En los últimos días, un grupo de camioneros y luego una facción de campesinos han venido cerrando rutas y calles impidiendo el libre paso de vehículos y personas que necesitan movilizarse para sus tareas cotidianas. Los medios han mostrado las imágenes y relatado la crónica de los hechos revelando el gran despliegue de los manifestantes y la espectacularidad de los acontecimientos. No han evidenciado el drama del ciudadano común que debe luchar diariamente por su familia y atravesar las distancias para trabajar, que es la víctima callada de los que recurren a estos actos hostiles.
La noche del miércoles 23 un grupo de personas que quería hacer escuchar sus reclamos en Caaguazú terminó apedreando al personal de la policía que buscaba contenerlo. Finalmente atacó la comisaría barrial, destruyendo las instalaciones y amenazando con incendiarla. En el suceso fueron heridos 6 efectivos policiales y se llegó a apresar a 19 individuos.
Desde hace algunos años se ha vuelto costumbre en diversos grupos sociales y políticos de diferentes posiciones ideológicas recurrir a actos violentos para llamar la atención y exigir el cumplimiento de alguna reivindicación económica o social. Con frecuencia, luego de esos acontecimientos los manifestantes se han sentado a dialogar con los personeros del Gobierno que, luego de la pulseada, han concedido en parte o todas las peticiones. Debido a ello muchos han llegado a la conclusión de que solamente mediante actos violentos, cerrando calles y rutas, rompiendo vidrios y vehículos en la vía pública y a veces hasta agrediendo físicamente a policías y otras personas se puede conseguir los objetivos de cada grupo.
Tan fuerte ha prendido en mucha gente esta lamentable convicción, que muy pocas son las agrupaciones sociales o gremiales que no recurren a esa medida extrema para hacer escuchar sus reivindicaciones a fin de obtener sus reclamos.
La creencia de que solo haciendo líos se puede conseguir lo que se pide parece muy seductora, porque aparece como el único instrumento válido. Pero es una aberración y un recurso poco civilizado, que no se puede aceptar porque va contra las leyes vigentes y las buenas costumbres. Lo que ocurre es que, en nuestro país, debido a las debilidades de las instituciones y la flaqueza de las autoridades, el que grita más fuerte o hace más desorden parece tener la razón, lo cual es una grave equivocación.

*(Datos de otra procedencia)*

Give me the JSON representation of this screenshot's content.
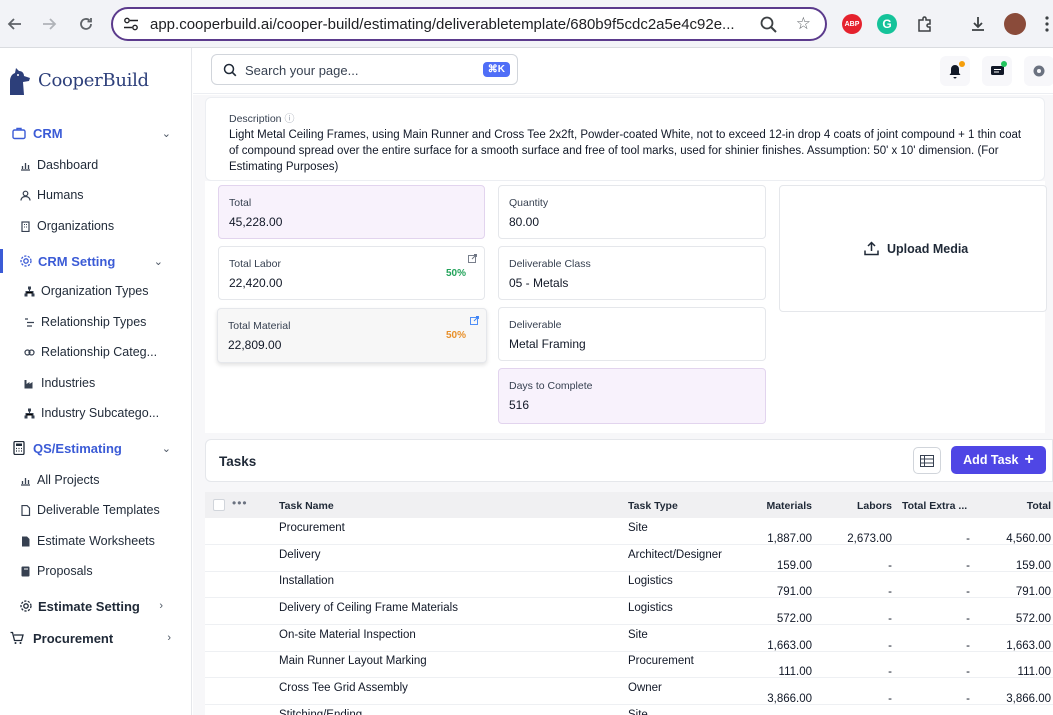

Por lógica simple, la violencia es solo el instrumento de los torcidos y los que recurren a ella no merecen consideración, y menos el premio de que se les dé lo que piden.
Se dirá que ese sistema funciona en nuestro país porque las instituciones no cumplen su función y solo actúan bajo la amenaza y la fuerza, lo cual puede ser cierto en algunos casos. Pero eso no disculpa los actos de crueldad ni excusa los abusos, dado que el fin nunca justifica los medios, como señala un sabio dicho popular.
Hay que reivindicar el diálogo sincero y la negociación civilizada como únicos instrumentos válidos para canalizar cualquier tipo de reclamos. Y para ello hay que ser claros en el rechazo a todo tipo de violencia, venga de donde viniere. El que viola el libre tránsito garantizado por la Constitución, arroja piedras a las personas o arremete con palos contra otros no puede recibir ninguna clase de premio. Debe ser juzgado y castigado por apelar a la agresión e ir contra las leyes.
Recurrir a cualquier acto que vaya contra las normas no debe ser aceptado por nadie y menos por las instituciones estatales cuya obligación es cumplir y hacer cumplir las leyes. Lastimosamente, en los últimos tiempos se les ha acostumbrado a los violentos que son ellos los que tienen la razón y que los que permanecen tranquilos están equivocados. Desde el Estado, las instituciones judiciales y de los diversos sectores de la ciudadanía se debe imponer claramente la convicción de que negociar pacíficamente es el único camino válido para remediar cualquier tipo de inconveniente. Que el terror es un engaño, una mentira oprobiosa, pues nunca soluciona los problemas ya que no va a la raíz de las cosas. Y que es más bien el arma de los bandidos, que quieren quebrantar la tranquilidad para imponer la sinrazón.